Mistake #3: Believing that more is more, part tre
It's a rare bird who did not, at some point during college, pull an all-nighter cramming for a nasty final exam. Remember when it was 3 am and the room was littered with half-drunk cups of coffee, empty pizza boxes, discarded Twizzlers' wrappers, and numerous rumpled cheat sheets? That was fine when you were 19 and trying to remember a semester's worth of human behavior biology; it won't cut it now. Studying for long periods of time is not effective preparation for the GMAT. Rather, pace yourself. Give yourself a good three months to prepare for the test, working about two hours a day. Mix up your study sessions so that you work a bit on verbal and a bit on quantitative topics. Do a group of problems (say, twenty minutes worth) and spend the next forty minutes reviewing your work. Take a stretch break, come back, and do another group of problems. Review those intensely, and then call it a day. Longer work sessions lead to diminishing returns, a concept that all business schools care about.

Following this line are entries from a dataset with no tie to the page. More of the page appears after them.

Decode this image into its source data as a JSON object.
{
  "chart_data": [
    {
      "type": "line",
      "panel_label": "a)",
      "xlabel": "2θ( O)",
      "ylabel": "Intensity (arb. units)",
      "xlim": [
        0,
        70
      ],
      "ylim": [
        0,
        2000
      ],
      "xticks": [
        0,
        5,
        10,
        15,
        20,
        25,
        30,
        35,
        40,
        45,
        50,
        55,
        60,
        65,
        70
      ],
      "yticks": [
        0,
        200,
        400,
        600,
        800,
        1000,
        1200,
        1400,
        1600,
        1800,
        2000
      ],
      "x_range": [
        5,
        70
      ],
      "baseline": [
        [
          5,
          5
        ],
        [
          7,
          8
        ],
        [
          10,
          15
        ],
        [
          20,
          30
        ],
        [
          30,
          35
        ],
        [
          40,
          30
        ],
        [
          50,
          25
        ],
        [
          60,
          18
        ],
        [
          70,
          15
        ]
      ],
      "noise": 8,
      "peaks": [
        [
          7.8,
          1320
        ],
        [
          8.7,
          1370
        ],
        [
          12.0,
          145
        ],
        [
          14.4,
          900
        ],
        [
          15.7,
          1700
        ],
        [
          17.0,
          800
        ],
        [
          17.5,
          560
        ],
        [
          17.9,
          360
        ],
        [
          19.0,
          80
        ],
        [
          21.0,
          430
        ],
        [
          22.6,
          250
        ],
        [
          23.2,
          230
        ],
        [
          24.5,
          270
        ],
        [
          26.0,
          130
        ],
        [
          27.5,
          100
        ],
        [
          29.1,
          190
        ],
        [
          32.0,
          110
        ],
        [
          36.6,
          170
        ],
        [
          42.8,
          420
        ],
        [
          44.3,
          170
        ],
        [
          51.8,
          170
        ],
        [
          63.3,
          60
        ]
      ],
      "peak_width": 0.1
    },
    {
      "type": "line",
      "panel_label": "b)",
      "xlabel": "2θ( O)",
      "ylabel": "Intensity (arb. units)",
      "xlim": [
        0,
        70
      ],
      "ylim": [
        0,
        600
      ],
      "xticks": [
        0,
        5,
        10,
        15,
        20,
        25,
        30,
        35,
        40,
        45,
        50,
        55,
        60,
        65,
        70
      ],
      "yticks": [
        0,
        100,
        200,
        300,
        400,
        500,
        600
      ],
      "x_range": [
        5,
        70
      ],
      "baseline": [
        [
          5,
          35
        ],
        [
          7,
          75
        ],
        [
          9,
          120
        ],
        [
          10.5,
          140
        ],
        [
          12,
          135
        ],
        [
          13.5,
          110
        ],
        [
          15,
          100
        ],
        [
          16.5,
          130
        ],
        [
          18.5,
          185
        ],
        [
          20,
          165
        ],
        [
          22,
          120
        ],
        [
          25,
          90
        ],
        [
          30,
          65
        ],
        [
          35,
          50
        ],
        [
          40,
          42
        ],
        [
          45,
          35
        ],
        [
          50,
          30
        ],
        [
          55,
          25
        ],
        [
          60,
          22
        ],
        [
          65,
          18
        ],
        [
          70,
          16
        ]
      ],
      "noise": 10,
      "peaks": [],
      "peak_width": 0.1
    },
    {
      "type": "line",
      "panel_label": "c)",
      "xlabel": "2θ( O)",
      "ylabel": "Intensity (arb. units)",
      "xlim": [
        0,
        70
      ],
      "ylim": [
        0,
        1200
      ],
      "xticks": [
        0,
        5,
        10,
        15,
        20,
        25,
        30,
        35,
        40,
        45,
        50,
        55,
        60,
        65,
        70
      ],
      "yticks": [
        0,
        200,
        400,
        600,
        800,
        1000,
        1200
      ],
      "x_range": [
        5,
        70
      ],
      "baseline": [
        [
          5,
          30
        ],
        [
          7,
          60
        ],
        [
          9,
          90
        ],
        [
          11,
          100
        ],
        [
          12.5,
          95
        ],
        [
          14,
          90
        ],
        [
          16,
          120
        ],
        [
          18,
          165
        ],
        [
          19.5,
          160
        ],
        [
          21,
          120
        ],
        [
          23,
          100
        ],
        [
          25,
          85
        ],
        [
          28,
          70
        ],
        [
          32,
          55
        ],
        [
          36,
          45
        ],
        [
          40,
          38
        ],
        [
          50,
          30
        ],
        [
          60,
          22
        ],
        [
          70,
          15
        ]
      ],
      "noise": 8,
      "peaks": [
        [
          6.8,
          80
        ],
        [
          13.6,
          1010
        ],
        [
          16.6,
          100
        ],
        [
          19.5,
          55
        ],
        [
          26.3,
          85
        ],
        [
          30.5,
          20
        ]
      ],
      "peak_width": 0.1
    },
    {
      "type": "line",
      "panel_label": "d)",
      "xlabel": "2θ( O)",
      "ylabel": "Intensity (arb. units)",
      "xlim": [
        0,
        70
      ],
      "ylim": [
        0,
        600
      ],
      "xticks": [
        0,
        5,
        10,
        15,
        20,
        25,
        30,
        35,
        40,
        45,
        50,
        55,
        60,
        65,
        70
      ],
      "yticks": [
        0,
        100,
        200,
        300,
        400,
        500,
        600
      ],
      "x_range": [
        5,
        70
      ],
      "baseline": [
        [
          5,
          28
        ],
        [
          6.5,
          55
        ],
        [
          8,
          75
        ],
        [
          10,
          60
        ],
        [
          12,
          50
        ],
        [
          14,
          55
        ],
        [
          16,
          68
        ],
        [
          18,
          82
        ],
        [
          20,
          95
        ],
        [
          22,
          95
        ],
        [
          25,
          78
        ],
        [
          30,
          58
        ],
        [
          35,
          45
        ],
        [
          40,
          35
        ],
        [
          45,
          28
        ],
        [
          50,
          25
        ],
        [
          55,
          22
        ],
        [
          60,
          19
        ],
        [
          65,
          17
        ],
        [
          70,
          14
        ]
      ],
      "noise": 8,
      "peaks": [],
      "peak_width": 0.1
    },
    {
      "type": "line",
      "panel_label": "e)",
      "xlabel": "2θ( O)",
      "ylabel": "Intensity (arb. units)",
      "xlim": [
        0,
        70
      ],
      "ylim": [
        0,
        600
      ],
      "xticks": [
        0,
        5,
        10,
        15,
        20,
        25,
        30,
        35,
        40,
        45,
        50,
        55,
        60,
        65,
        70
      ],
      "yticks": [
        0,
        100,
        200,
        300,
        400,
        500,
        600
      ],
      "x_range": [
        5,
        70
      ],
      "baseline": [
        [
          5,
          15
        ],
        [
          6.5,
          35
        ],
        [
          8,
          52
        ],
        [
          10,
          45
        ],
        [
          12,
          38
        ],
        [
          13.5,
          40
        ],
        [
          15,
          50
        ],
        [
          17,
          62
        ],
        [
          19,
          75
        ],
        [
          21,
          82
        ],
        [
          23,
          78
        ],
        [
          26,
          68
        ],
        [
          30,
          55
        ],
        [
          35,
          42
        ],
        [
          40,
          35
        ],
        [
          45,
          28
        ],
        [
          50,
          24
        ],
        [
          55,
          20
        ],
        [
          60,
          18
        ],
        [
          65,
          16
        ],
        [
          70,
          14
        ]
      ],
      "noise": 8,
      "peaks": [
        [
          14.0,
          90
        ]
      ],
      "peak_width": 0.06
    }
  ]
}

Mistake #4: Forgetting about time
Time is your most valuable resource when you take the GMAT. Since you have only 75 minutes to answer either 41 verbal questions or 37 quantitative questions, how you allocate those precious minutes is crucial to your overall strategy and success. Too often, GMAT takers put too much emphasis on getting the problem right and not enough emphasis on getting the problem right in the right amount of time. Always, always, always do your practice timed. Give yourself a certain number of minutes to complete a set of problems. This way, you can see how well you balance those problems that take a little too long with those that you can do faster than the average bear. Always strive to find the most efficient way through the question.
Mistake #5: Doing only the stuff you're good at
It feels great to do a set of problems in the right amount of time and get them all (or nearly all) correct. When that happens, give yourself a sincere pat on the back. But then go in search of material you are less comfortable with. Working only on topics or problem types you already feel great about won't help your overall score nearly as much as making improvements in areas where you aren't quite up to snuff. Because of the GMAT's adaptive nature, your weaknesses create a ceiling for your strengths. You won't see a 700-level Sentence Correction question if your Reading Comprehension is down in the 500s. In order to take the most advantage of your killer grammar skills, you have to increase your RC level. So, bite the bullet and tackle your weaker areas. It may not feel quite as fun the first time out, but you'll love the improvements you'll make over time.
Conquering the GMAT can seem like a daunting task. But if you avoid these five mistakes, you'll be well on your way to victory.